Some Evening Thoughts on Government
This video deserves a little attention, if only to provide a useful lesson about the difference between democracy and a republic: http://www.flixxy.com/political-systems.htm
However, the producer of this 10.5-minute lecture is wrong about the cycles of history, especially if you read Greek theories about the cycles of history or C. Northcote Parkinson's Evolution of Political Thought. When republics--which really can be seen as political aristocracies because a smaller cadre of citizens acts as a brake on mob rule--begin to break down, they don't become oligarchies, but democracies. People come to resent the inequalities of a republic and start voting for representatives who will, with 50-percent-plus-one votes, to vote more and more people citizenship and more and more people largesse from the public treasury so as to enforce equality.
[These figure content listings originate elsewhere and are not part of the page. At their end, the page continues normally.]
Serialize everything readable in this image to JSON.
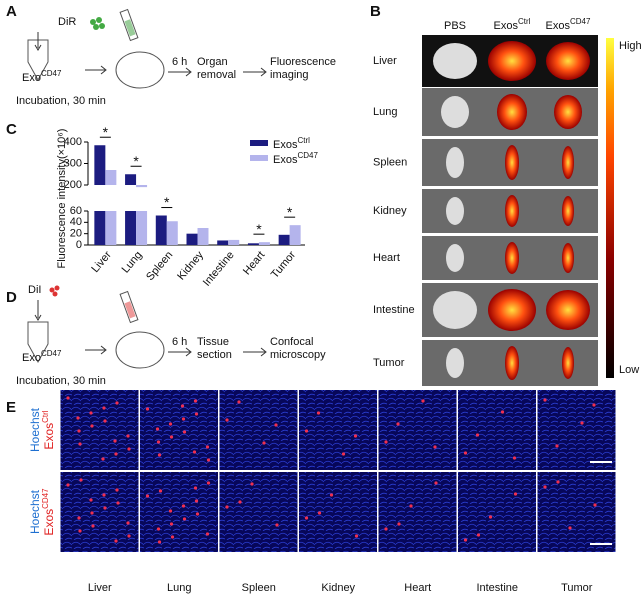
{
  "panel_labels": [
    "A",
    "B",
    "C",
    "D",
    "E"
  ],
  "panel_a": {
    "dye": "DiR",
    "exo": "Exo",
    "exo_sup": "CD47",
    "incubation": "Incubation, 30 min",
    "time": "6 h",
    "step1": [
      "Organ",
      "removal"
    ],
    "step2": [
      "Fluorescence",
      "imaging"
    ]
  },
  "panel_b": {
    "columns": [
      {
        "text": "PBS"
      },
      {
        "text": "Exos",
        "sup": "Ctrl"
      },
      {
        "text": "Exos",
        "sup": "CD47"
      }
    ],
    "rows": [
      "Liver",
      "Lung",
      "Spleen",
      "Kidney",
      "Heart",
      "Intestine",
      "Tumor"
    ],
    "scale": {
      "high": "High",
      "low": "Low"
    }
  },
  "chart_data": {
    "type": "bar",
    "y_label": "Fluorescence intensity(×10⁶)",
    "categories": [
      "Liver",
      "Lung",
      "Spleen",
      "Kidney",
      "Intestine",
      "Heart",
      "Tumor"
    ],
    "series": [
      {
        "name": "Exos",
        "name_sup": "Ctrl",
        "color": "#1c1c80",
        "values": [
          385,
          250,
          52,
          20,
          8,
          3,
          18
        ]
      },
      {
        "name": "Exos",
        "name_sup": "CD47",
        "color": "#b4b4ec",
        "values": [
          270,
          190,
          42,
          30,
          9,
          5,
          35
        ]
      }
    ],
    "ylim_lower": [
      0,
      60
    ],
    "yticks_lower": [
      0,
      20,
      40,
      60
    ],
    "ylim_upper": [
      200,
      400
    ],
    "yticks_upper": [
      200,
      300,
      400
    ],
    "significance": [
      "*",
      "*",
      "*",
      null,
      null,
      "*",
      "*"
    ]
  },
  "panel_d": {
    "dye": "DiI",
    "exo": "Exo",
    "exo_sup": "CD47",
    "incubation": "Incubation, 30 min",
    "time": "6 h",
    "step1": [
      "Tissue",
      "section"
    ],
    "step2": [
      "Confocal",
      "microscopy"
    ]
  },
  "panel_e": {
    "rows": [
      {
        "stain": "Hoechst",
        "label": "Exos",
        "sup": "Ctrl"
      },
      {
        "stain": "Hoechst",
        "label": "Exos",
        "sup": "CD47"
      }
    ],
    "columns": [
      "Liver",
      "Lung",
      "Spleen",
      "Kidney",
      "Heart",
      "Intestine",
      "Tumor"
    ]
  }
}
This brings about true democracy, where "the people" simultaneously demand less and less power of individual senators or representatives but more and more power of a demagogic executive to distribute the goods of society in accordance with "justice," however defined. Mob rule ensues, creating a demand for a dictator, who will settle down the mob and its fickle passions. The dictator then has to face the problem of a legitimate successor, whereupon the people might choose to make him king/emperor (Caesar, Napoleon), and the dictator's offspring thereby become future monarchs. The monarchy fades to aristocracy or oligarchy, when more and more royal relatives demand a share in royal power, and the cycle returns. History matters. One hopes we continue to teach it.